„Save the Big Screen!” Campaign Has Begun | TIFF

„Save the Big Screen!” Campaign Has Begun

14.04.2014 14:43
Romanian Film Promotion (APFR), supported by Transilvania international Film Festival (TIFF), has just started a large campaign, Save the Big screen, meant to stop the phenomenon of the disappearance of various cinemas throughout the country.

An interactive website, www.salvatimareleecran.ro, a documentary titled Cinema, mon amour, crowd-funding campaigns, a country-wide traveling cinema, a special film program within TIFF, as well as seminaries and debates with various specialists from Central and Easter Europe are only some of the courses of action undertaken by this campaign.

Now, Romania is the European country with the fewest screens per number of inhabitants. If, in 1990, there were approximately 450 cinemas, today only less than 30 are still up and running. In less than 20 years, the number of viewers dropped 50 times from the 90s and less than 10 theaters were upgraded. 78% of the cities have no functional cinema. Romanian and European films, although appreciated and awarded in the major festivals, fail to reach the Romanian audience due to the acute shortage of cinemas as alternative to the commercial film oriented multiplexes.

"In the past 20 years, cinemas have turned, one by one, in bingo halls, exchange houses, places of worship, clubs, supermarkets, fast food joints, furniture stores, wedding oriented restaurants. The blunders have been huge; the cinemas have been passed, back and forth, between RomaniaFilm and municipalities. Now, the problem of the cinemas is like a ball going around from one government to the next, but nobody takes trenchant decisions", says Tudor Giurgiu, APFR president and campaign initiator. 

The Save the Big Screen! campaign is designed to make the responsible authorities and the public responsive to the possibility of restoring, preserving, renewing and reusing the already existing but unused cinemas. "The campaign has a specific target. We aim to have, in the next two years, at least a network of five or six upgraded cinemas. The municipalities should work alongside cultural managers and NGOs interested in the transformation of such places – now dead – into modern, digital cinemas, places that can accommodate various events of interest to the local communities", adds Tudor Giurgiu.

A first public fundraising campaign, using the crowd-funding platform www.we-are-here.ro will be soon launched for one of the theaters in need of upgrading and new equipment in order to rejoin the circuit.

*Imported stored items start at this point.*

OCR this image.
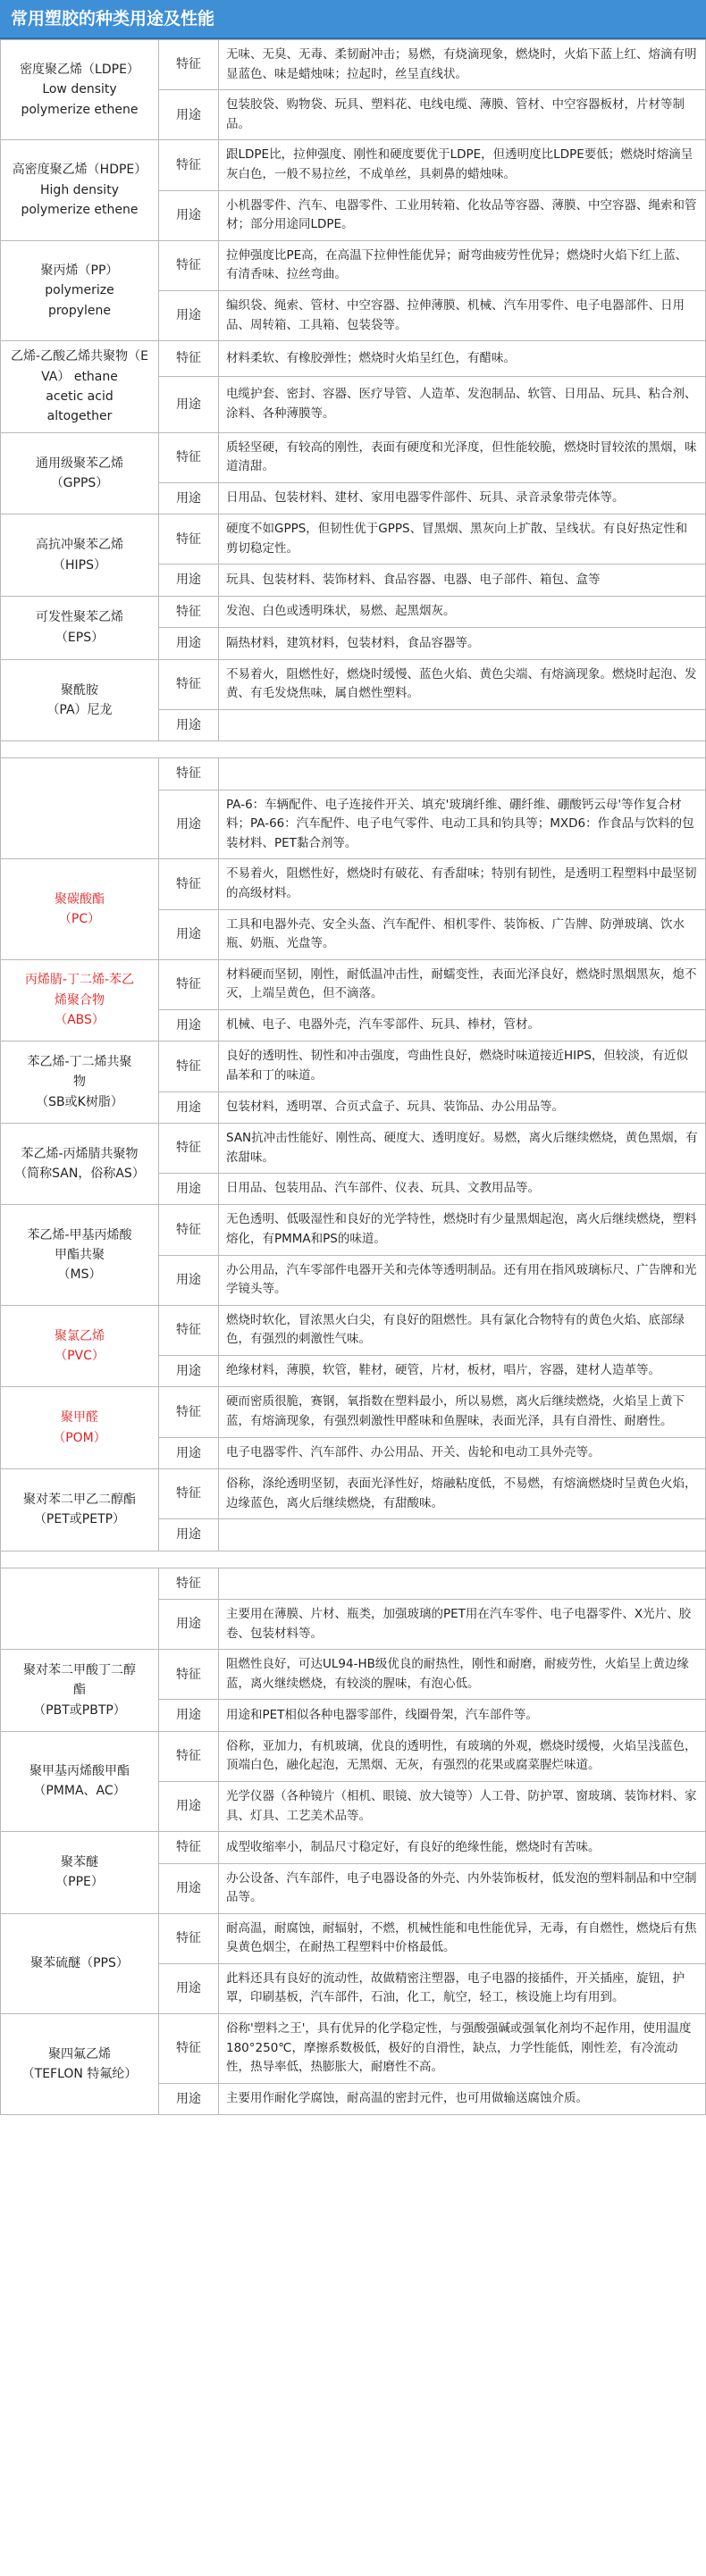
常用塑胶的种类用途及性能
密度聚乙烯（LDPE）
Low density
polymerize ethene	特征	无味、无臭、无毒、柔韧耐冲击；易燃，有烧滴现象，燃烧时，火焰下蓝上红、熔滴有明显蓝色、味是蜡烛味；拉起时，丝呈直线状。
	用途	包装胶袋、购物袋、玩具、塑料花、电线电缆、薄膜、管材、中空容器板材，片材等制品。

高密度聚乙烯（HDPE）
High density
polymerize ethene	特征	跟LDPE比，拉伸强度、刚性和硬度要优于LDPE，但透明度比LDPE要低；燃烧时熔滴呈灰白色，一般不易拉丝，不成单丝，具刺鼻的蜡烛味。
	用途	小机器零件、汽车、电器零件、工业用转箱、化妆品等容器、薄膜、中空容器、绳索和管材；部分用途同LDPE。

聚丙烯（PP）
polymerize
propylene	特征	拉伸强度比PE高，在高温下拉伸性能优异；耐弯曲疲劳性优异；燃烧时火焰下红上蓝、有清香味、拉丝弯曲。
	用途	编织袋、绳索、管材、中空容器、拉伸薄膜、机械、汽车用零件、电子电器部件、日用品、周转箱、工具箱、包装袋等。

乙烯-乙酸乙烯共聚物（EVA） ethane
acetic acid
altogether	特征	材料柔软、有橡胶弹性；燃烧时火焰呈红色，有醋味。
	用途	电缆护套、密封、容器、医疗导管、人造革、发泡制品、软管、日用品、玩具、粘合剂、涂料、各种薄膜等。

通用级聚苯乙烯
（GPPS）	特征	质轻坚硬，有较高的刚性，表面有硬度和光泽度，但性能较脆，燃烧时冒较浓的黑烟，味道清甜。
	用途	日用品、包装材料、建材、家用电器零件部件、玩具、录音录象带壳体等。

高抗冲聚苯乙烯
（HIPS）	特征	硬度不如GPPS，但韧性优于GPPS、冒黑烟、黑灰向上扩散、呈线状。有良好热定性和剪切稳定性。
	用途	玩具、包装材料、装饰材料、食品容器、电器、电子部件、箱包、盒等

可发性聚苯乙烯
（EPS）	特征	发泡、白色或透明珠状，易燃、起黑烟灰。
	用途	隔热材料，建筑材料，包装材料，食品容器等。

聚酰胺
（PA）尼龙	特征	不易着火，阻燃性好，燃烧时缓慢、蓝色火焰、黄色尖端、有熔滴现象。燃烧时起泡、发黄、有毛发烧焦味，属自燃性塑料。
	用途	

	特征	
	用途	PA-6：车辆配件、电子连接件开关、填充'玻璃纤维、硼纤维、硼酸钙云母'等作复合材料；PA-66：汽车配件、电子电气零件、电动工具和钧具等；MXD6：作食品与饮料的包装材料、PET黏合剂等。

聚碳酸酯
（PC）	特征	不易着火，阻燃性好，燃烧时有破花、有香甜味；特别有韧性，是透明工程塑料中最坚韧的高级材料。
	用途	工具和电器外壳、安全头盔、汽车配件、相机零件、装饰板、广告牌、防弹玻璃、饮水瓶、奶瓶、光盘等。

丙烯腈-丁二烯-苯乙
烯聚合物
（ABS）	特征	材料硬而坚韧，刚性，耐低温冲击性，耐蠕变性，表面光泽良好，燃烧时黑烟黑灰，熄不灭，上端呈黄色，但不滴落。
	用途	机械、电子、电器外壳，汽车零部件、玩具、棒材，管材。

苯乙烯-丁二烯共聚
物
（SB或K树脂）	特征	良好的透明性、韧性和冲击强度，弯曲性良好，燃烧时味道接近HIPS，但较淡，有近似晶苯和丁的味道。
	用途	包装材料，透明罩、合页式盒子、玩具、装饰品、办公用品等。

苯乙烯-丙烯腈共聚物
（简称SAN，俗称AS）	特征	SAN抗冲击性能好、刚性高、硬度大、透明度好。易燃，离火后继续燃烧，黄色黑烟，有浓甜味。
	用途	日用品、包装用品、汽车部件、仪表、玩具、文教用品等。

苯乙烯-甲基丙烯酸
甲酯共聚
（MS）	特征	无色透明、低吸湿性和良好的光学特性，燃烧时有少量黑烟起泡，离火后继续燃烧，塑料熔化，有PMMA和PS的味道。
	用途	办公用品，汽车零部件电器开关和壳体等透明制品。还有用在指风玻璃标尺、广告牌和光学镜头等。

聚氯乙烯
（PVC）	特征	燃烧时软化，冒浓黑火白尖，有良好的阻燃性。具有氯化合物特有的黄色火焰、底部绿色，有强烈的刺激性气味。
	用途	绝缘材料，薄膜，软管，鞋材，硬管，片材，板材，唱片，容器，建材人造革等。

聚甲醛
（POM）	特征	硬而密质很脆，赛钢，氧指数在塑料最小，所以易燃，离火后继续燃烧，火焰呈上黄下蓝，有熔滴现象，有强烈刺激性甲醛味和鱼腥味，表面光泽，具有自滑性、耐磨性。
	用途	电子电器零件、汽车部件、办公用品、开关、齿轮和电动工具外壳等。

聚对苯二甲乙二醇酯
（PET或PETP）	特征	俗称，涤纶透明坚韧，表面光泽性好，熔融粘度低，不易燃，有熔滴燃烧时呈黄色火焰，边缘蓝色，离火后继续燃烧，有甜酸味。
	用途	

	特征	
	用途	主要用在薄膜、片材、瓶类，加强玻璃的PET用在汽车零件、电子电器零件、X光片、胶卷、包装材料等。

聚对苯二甲酸丁二醇
酯
（PBT或PBTP）	特征	阻燃性良好，可达UL94-HB级优良的耐热性，刚性和耐磨，耐疲劳性，火焰呈上黄边缘蓝，离火继续燃烧，有较淡的腥味，有泡心低。
	用途	用途和PET相似各种电器零部件，线圈骨架，汽车部件等。

聚甲基丙烯酸甲酯
（PMMA、AC）	特征	俗称，亚加力，有机玻璃，优良的透明性，有玻璃的外观，燃烧时缓慢，火焰呈浅蓝色，顶端白色，融化起泡，无黑烟、无灰，有强烈的花果或腐菜腥烂味道。
	用途	光学仪器（各种镜片（相机、眼镜、放大镜等）人工骨、防护罩、窗玻璃、装饰材料、家具、灯具、工艺美术品等。

聚苯醚
（PPE）	特征	成型收缩率小，制品尺寸稳定好，有良好的绝缘性能，燃烧时有苦味。
	用途	办公设备、汽车部件，电子电器设备的外壳、内外装饰板材，低发泡的塑料制品和中空制品等。

聚苯硫醚（PPS）	特征	耐高温，耐腐蚀，耐辐射，不燃，机械性能和电性能优异，无毒，有自燃性，燃烧后有焦臭黄色烟尘，在耐热工程塑料中价格最低。
	用途	此料还具有良好的流动性，故做精密注塑器，电子电器的接插件，开关插座，旋钮，护罩，印刷基板，汽车部件，石油，化工，航空，轻工，核设施上均有用到。

聚四氟乙烯
（TEFLON 特氟纶）	特征	俗称'塑料之王'，具有优异的化学稳定性，与强酸强碱或强氧化剂均不起作用，使用温度180°250℃，摩擦系数极低，极好的自滑性，缺点，力学性能低，刚性差，有冷流动性，热导率低，热膨胀大，耐磨性不高。
	用途	主要用作耐化学腐蚀，耐高温的密封元件，也可用做输送腐蚀介质。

The interactive website www.salvatimareleecran.ro identifies the network of state-owned cinemas. The information on the site was collected from cinema employees throughout the country personal archives, RADEF Romania Film, blogs and websites created by enthusiasts who were concerned about the fate of these cinemas. The links to each of these websites and blogs are posted next to the cinema they mention and talk about. The platform users are encouraged to contribute with photos or video materials and to tell stories that bind them to those particular cinemas.

From May 31 to June 1, TIFF 2014 will host a workshop about accessing funds for cinema rehabilitation as well as the presentation of successful projects that helped renovate and update, technically speaking, cinemas in Poland and Croatia. In addition, a special TIFF section will highlight films that talk about the love for the big screen. Among them, Cinema at the End (by Meritxell Soler, Julián Vázquez), a road movie in which a young girl travels from her hometown to the end of the world, in Argentina, to discover how and why cinemas disappear, and The Last Remaining Seats (by Mario Piperides, Greece-Cyprus), a documentary about the efforts of two men to reopen the cinema in their village.

Another support for the campaign comes in the form of Alexandru Belc's (8 March) Cinema, mon amour, a documentary that analyzes the reasons behind the degradation of the cinemas and follows the destiny of the people who worked in them, providing an up-to-date portrayal of both the functional and abandoned cinemas in the entire country. The film will premiere at TIFF 2014; later on, there will also be a caravan which will bring the film to several Romanian cities.